- Cherokee Female Seminary
- U.S. National Register of Historic Places
- Location: Northeastern State University campus, Tahlequah, Oklahoma, United States
- Coordinates: 35°55′13″N 94°58′12″W﻿ / ﻿35.92028°N 94.97000°W
- Built: 1889
- Architect: Charles E. Illsley
- NRHP reference No.: 73001558
- Added to NRHP: April 5, 1973

= Cherokee Female Seminary =

The Cherokee Female Seminary was built by the Cherokee Nation in 1889 near Tahlequah, Indian Territory. It replaced their original girls' seminary, the first Cherokee Female Seminary, that had burned down on Easter Sunday two years before. The Seminary was listed on the National Register of Historic Places in 1973.
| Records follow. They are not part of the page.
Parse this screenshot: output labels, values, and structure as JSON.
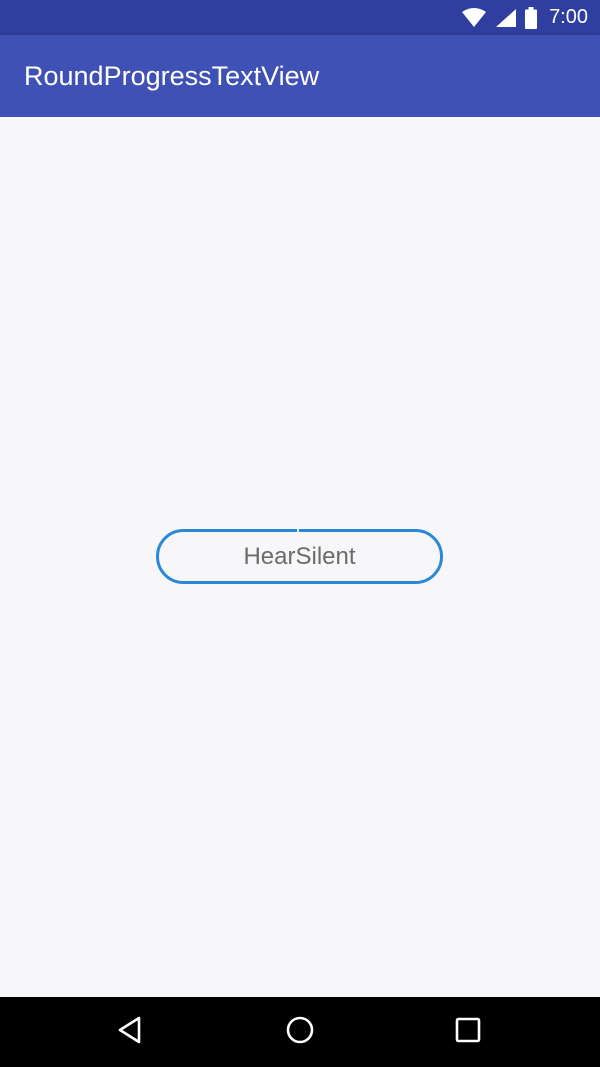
{
  "status_bar": {
    "time": "7:00",
    "icons": [
      "wifi-icon",
      "signal-icon",
      "battery-icon"
    ]
  },
  "app_bar": {
    "title": "RoundProgressTextView",
    "color": "#3f51b5",
    "status_color": "#303f9f"
  },
  "main": {
    "round_progress_text": "HearSilent",
    "progress_color": "#2b88d8"
  },
  "nav_bar": {
    "buttons": [
      "back-icon",
      "home-icon",
      "recents-icon"
    ]
  }
}
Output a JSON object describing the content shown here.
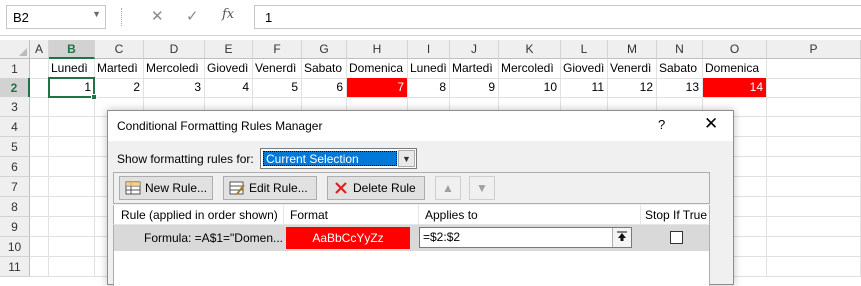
{
  "formula_bar": {
    "name_box": "B2",
    "cancel_icon": "✕",
    "enter_icon": "✓",
    "fx_icon": "fx",
    "value": "1"
  },
  "sheet": {
    "columns": [
      "A",
      "B",
      "C",
      "D",
      "E",
      "F",
      "G",
      "H",
      "I",
      "J",
      "K",
      "L",
      "M",
      "N",
      "O",
      "P"
    ],
    "selected_column": "B",
    "rows": [
      "1",
      "2",
      "3",
      "4",
      "5",
      "6",
      "7",
      "8",
      "9",
      "10",
      "11"
    ],
    "selected_row": "2",
    "row1": [
      "Lunedì",
      "Martedì",
      "Mercoledì",
      "Giovedì",
      "Venerdì",
      "Sabato",
      "Domenica",
      "Lunedì",
      "Martedì",
      "Mercoledì",
      "Giovedì",
      "Venerdì",
      "Sabato",
      "Domenica"
    ],
    "row2": [
      "1",
      "2",
      "3",
      "4",
      "5",
      "6",
      "7",
      "8",
      "9",
      "10",
      "11",
      "12",
      "13",
      "14"
    ],
    "highlight_color": "#ff0000",
    "selection_color": "#217346"
  },
  "dialog": {
    "title": "Conditional Formatting Rules Manager",
    "help": "?",
    "close": "✕",
    "show_label": "Show formatting rules for:",
    "show_value": "Current Selection",
    "buttons": {
      "new_rule": "New Rule...",
      "edit_rule": "Edit Rule...",
      "delete_rule": "Delete Rule",
      "move_up": "▲",
      "move_down": "▼"
    },
    "headers": {
      "rule": "Rule (applied in order shown)",
      "format": "Format",
      "applies_to": "Applies to",
      "stop_if_true": "Stop If True"
    },
    "rules": [
      {
        "formula": "Formula: =A$1=\"Domen...",
        "format_preview": "AaBbCcYyZz",
        "applies_to": "=$2:$2",
        "stop_if_true": false
      }
    ]
  }
}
The Cherokee Council chose to rebuild the school on a 40-acre (160,000 m^{2}) site north of Tahlequah, Oklahoma near Hendricks Spring. Two years later, on May 7, 1889, the dedication ceremonies were held in honor of the new building. The school was modeled after other female seminaries of the time.The Female Seminary was owned and operated by the Cherokee Nation until March 6, 1909, after Oklahoma had been admitted as a state as in 1907, and tribal land claims were extinguished. At this point, the state converted the seminary into a normal school.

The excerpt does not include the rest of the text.